From: kalev leetaru <[log in to unmask]>
Date: Thu, 21 Jun 2018 22:31:43 -0400

Christina, indeed and I was actually behind two of the large data grants
programs, as well as advising several of the large publishers on their TDM
offerings (and what may eventually be rolled into public TDM offerings).

My apologies, I should have clarified that I was speaking with regards to
the upper tier of DHASS - that last mile of the large and ultra-large
projects that aren't supported under typical TDM offerings, as well as the
legal and technical limitations posed by many of the current TDM models.
Ie, the kinds of projects that have a need to bulk ingest the entirety of
Proquest's Historical Newspaper archive or the entirely of Nexis' national
and international holdings or the live stream of all Bloomberg content or
year-long access to the Decahose and so on.

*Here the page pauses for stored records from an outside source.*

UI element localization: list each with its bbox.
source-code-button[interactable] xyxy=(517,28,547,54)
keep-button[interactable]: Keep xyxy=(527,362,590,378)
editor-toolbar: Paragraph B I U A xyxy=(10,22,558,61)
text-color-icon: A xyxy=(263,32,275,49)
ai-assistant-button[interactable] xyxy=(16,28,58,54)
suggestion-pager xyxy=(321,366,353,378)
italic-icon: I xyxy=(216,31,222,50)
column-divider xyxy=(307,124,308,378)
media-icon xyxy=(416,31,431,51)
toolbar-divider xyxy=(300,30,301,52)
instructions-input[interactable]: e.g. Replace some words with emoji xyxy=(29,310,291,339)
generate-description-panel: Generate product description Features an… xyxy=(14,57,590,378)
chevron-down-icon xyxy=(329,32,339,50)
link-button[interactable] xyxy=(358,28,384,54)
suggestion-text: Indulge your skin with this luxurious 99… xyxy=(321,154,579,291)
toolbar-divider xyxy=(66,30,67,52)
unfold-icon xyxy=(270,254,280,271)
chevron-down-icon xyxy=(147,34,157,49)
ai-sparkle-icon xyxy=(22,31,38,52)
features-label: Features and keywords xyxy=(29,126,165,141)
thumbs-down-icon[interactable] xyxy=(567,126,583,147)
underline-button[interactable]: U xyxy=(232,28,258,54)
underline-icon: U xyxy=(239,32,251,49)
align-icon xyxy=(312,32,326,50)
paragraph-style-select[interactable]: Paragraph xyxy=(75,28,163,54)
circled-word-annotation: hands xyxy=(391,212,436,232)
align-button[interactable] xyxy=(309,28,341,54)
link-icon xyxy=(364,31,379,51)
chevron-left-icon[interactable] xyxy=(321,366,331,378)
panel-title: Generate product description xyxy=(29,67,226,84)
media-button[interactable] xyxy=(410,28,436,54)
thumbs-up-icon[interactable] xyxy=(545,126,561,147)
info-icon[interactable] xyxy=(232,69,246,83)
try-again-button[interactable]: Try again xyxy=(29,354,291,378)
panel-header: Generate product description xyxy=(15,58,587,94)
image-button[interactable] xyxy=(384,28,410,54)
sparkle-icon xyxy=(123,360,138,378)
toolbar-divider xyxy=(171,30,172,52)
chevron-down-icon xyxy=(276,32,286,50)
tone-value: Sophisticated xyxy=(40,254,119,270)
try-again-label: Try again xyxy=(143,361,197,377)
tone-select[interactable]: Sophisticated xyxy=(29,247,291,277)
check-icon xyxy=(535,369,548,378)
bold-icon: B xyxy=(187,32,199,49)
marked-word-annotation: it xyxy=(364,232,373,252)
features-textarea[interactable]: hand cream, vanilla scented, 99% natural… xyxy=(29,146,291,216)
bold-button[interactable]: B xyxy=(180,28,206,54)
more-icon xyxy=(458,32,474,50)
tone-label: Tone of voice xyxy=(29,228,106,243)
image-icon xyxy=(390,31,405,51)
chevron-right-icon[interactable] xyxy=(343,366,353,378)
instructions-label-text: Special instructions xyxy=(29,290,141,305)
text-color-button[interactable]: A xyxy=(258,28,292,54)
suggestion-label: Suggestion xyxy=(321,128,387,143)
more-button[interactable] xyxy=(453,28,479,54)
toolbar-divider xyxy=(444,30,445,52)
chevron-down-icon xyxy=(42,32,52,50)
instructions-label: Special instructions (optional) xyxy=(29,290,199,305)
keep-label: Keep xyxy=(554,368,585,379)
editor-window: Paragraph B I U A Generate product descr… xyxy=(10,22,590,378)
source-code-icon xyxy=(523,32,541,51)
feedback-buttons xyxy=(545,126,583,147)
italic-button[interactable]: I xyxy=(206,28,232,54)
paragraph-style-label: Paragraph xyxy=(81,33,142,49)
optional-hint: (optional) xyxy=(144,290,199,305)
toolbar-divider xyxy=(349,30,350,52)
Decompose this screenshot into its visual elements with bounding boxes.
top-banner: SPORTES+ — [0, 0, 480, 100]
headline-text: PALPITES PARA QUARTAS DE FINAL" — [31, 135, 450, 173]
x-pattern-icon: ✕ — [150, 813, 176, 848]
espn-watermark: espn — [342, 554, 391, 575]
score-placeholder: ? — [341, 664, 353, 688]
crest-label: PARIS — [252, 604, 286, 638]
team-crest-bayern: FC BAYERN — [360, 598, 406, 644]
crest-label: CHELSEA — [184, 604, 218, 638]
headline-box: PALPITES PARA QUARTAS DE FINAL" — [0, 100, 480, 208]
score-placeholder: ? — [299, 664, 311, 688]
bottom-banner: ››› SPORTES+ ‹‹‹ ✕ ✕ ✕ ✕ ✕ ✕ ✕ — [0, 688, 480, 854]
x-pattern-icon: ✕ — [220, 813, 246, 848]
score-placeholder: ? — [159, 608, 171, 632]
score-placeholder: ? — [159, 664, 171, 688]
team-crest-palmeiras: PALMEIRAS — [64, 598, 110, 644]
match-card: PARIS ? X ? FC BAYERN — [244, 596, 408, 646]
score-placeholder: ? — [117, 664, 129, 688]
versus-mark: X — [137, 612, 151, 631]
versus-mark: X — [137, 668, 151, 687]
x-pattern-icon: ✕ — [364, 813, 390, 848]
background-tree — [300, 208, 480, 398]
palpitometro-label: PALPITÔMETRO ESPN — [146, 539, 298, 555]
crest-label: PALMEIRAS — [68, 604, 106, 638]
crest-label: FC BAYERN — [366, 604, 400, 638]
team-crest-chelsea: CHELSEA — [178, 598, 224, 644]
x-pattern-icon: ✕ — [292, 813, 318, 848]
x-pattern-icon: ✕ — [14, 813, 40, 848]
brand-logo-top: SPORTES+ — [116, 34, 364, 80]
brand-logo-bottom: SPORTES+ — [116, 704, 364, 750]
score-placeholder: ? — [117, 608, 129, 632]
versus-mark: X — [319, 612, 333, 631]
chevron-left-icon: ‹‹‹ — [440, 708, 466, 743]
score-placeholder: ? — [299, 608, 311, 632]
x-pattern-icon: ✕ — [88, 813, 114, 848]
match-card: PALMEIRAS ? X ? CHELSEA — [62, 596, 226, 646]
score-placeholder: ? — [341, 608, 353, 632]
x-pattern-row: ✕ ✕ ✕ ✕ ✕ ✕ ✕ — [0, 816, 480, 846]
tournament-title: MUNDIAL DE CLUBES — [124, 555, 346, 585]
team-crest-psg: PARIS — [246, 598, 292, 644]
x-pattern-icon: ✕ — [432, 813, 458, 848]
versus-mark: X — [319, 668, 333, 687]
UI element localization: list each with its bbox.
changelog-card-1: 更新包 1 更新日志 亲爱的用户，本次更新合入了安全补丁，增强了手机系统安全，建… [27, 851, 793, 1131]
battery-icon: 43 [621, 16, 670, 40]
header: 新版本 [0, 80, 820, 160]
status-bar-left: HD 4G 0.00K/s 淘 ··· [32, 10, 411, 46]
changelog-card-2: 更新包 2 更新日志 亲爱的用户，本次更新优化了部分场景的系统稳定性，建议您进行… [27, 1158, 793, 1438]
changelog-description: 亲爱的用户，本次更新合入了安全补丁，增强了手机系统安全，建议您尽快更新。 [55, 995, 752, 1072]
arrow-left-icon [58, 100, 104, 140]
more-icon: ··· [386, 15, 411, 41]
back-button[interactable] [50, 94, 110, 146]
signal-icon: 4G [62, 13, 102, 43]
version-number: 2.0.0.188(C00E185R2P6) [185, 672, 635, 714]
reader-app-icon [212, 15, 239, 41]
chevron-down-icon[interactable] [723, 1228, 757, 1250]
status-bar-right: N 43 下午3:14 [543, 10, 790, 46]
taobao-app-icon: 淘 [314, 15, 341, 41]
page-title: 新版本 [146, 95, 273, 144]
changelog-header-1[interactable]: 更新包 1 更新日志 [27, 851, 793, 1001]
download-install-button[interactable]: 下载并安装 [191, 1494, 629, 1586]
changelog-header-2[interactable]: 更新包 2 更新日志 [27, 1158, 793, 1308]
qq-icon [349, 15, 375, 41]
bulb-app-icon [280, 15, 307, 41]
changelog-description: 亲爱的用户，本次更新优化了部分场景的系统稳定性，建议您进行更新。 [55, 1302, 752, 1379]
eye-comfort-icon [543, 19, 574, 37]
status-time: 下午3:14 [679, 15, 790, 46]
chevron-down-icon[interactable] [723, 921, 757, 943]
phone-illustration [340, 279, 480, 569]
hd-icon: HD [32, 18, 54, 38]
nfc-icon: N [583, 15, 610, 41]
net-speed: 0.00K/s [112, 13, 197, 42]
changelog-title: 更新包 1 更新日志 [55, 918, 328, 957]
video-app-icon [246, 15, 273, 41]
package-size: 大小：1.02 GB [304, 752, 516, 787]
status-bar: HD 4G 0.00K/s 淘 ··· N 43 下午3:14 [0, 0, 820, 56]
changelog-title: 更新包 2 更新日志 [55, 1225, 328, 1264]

TDM for run of the mill DHASS projects, as you correctly point out, was a
solved problem even when I began working with HASS communities just under
two decades ago. The challenge is in those final large scale projects, few
of which align themselves with current models. To put it another way,
HathiTrust's wonderful APIs work spectacularly for 99% of projects, but
there's a reason they support both a research cloud and boxing up their
entire PD corpus and shipping it to researchers - there are those projects
that legitimately need access to absolutely every page of the entire PD
corpus.

Precious few publishers support projects that involve the export of their
entire in-copyright holdings, especially those spanning large numbers of
legal jurisdictions and there has been a lot of complexity and legal
conflicts, ranging from content licensing to authorship agreements by the
original publishers. It's an immensely complex landscape that looks very
different from the publisher and librarian sides of the equation, and thus
as I said in my note I'm primarily interested in hearing from publishers.
Though, academic libraries that have successfully negotiated large TDM
offerings, involving the shipment or cloud access to corpuses on the order
of many tens or hundreds of millions or billions of documents for a single
analysis - I would also be very interested in hearing from in terms of the
legal and technical solutions they found.

Kalev


On Thu, Jun 21, 2018 at 8:00 PM, LIBLICENSE <[log in to unmask]> wrote:

> From: "Pikas, Christina K." <[log in to unmask]>
> Date: Thu, 21 Jun 2018 11:12:40 +0000
>
> (Not endorsing any vendor listed below)
>
>
>
> I feel like you may have missed the past 5-10 years of activity on this
> front? Digital humanities is a well-established field with lots of active
> participants. CrossRef has TDM support (http://tdmsupport.crossref.org/).
> PubMed Central is of course used a lot and there was talk about the public
> access requirement creating new opportunities. Elsevier has a number of
> APIs although most of their use cases are for research evaluation and
> institutional repository uses.
>
>
>
> Maybe publishers on the list would like to point you to their help pages.
>
>
>
> Christina
>
>
>
>
> From: kalev leetaru <[log in to unmask]>
>
> Date: Wed, 20 Jun 2018 14:53:30 -0400
>
> Thought many of you on the list would find of interest my latest piece,
> which summarizes a number of thoughts, comments, situations and ideas I've
> heard from both the academic and publisher worlds regarding the state and
> future of publishers supporting TDM:
>
>
>
> https://www.forbes.com/sites/kalevleetaru/2018/06/20/how-the
> -cloud-could-empower-the-future-of-academic-publisher-text-a
> nd-data-mining/
>
>
>
> Would be very interested in hear offline from publishers on this list as
> to any TDM offerings they currently have, ones they are planning or
> considering launching or past offerings they shut down and why.
>
>
>
> Kalev
>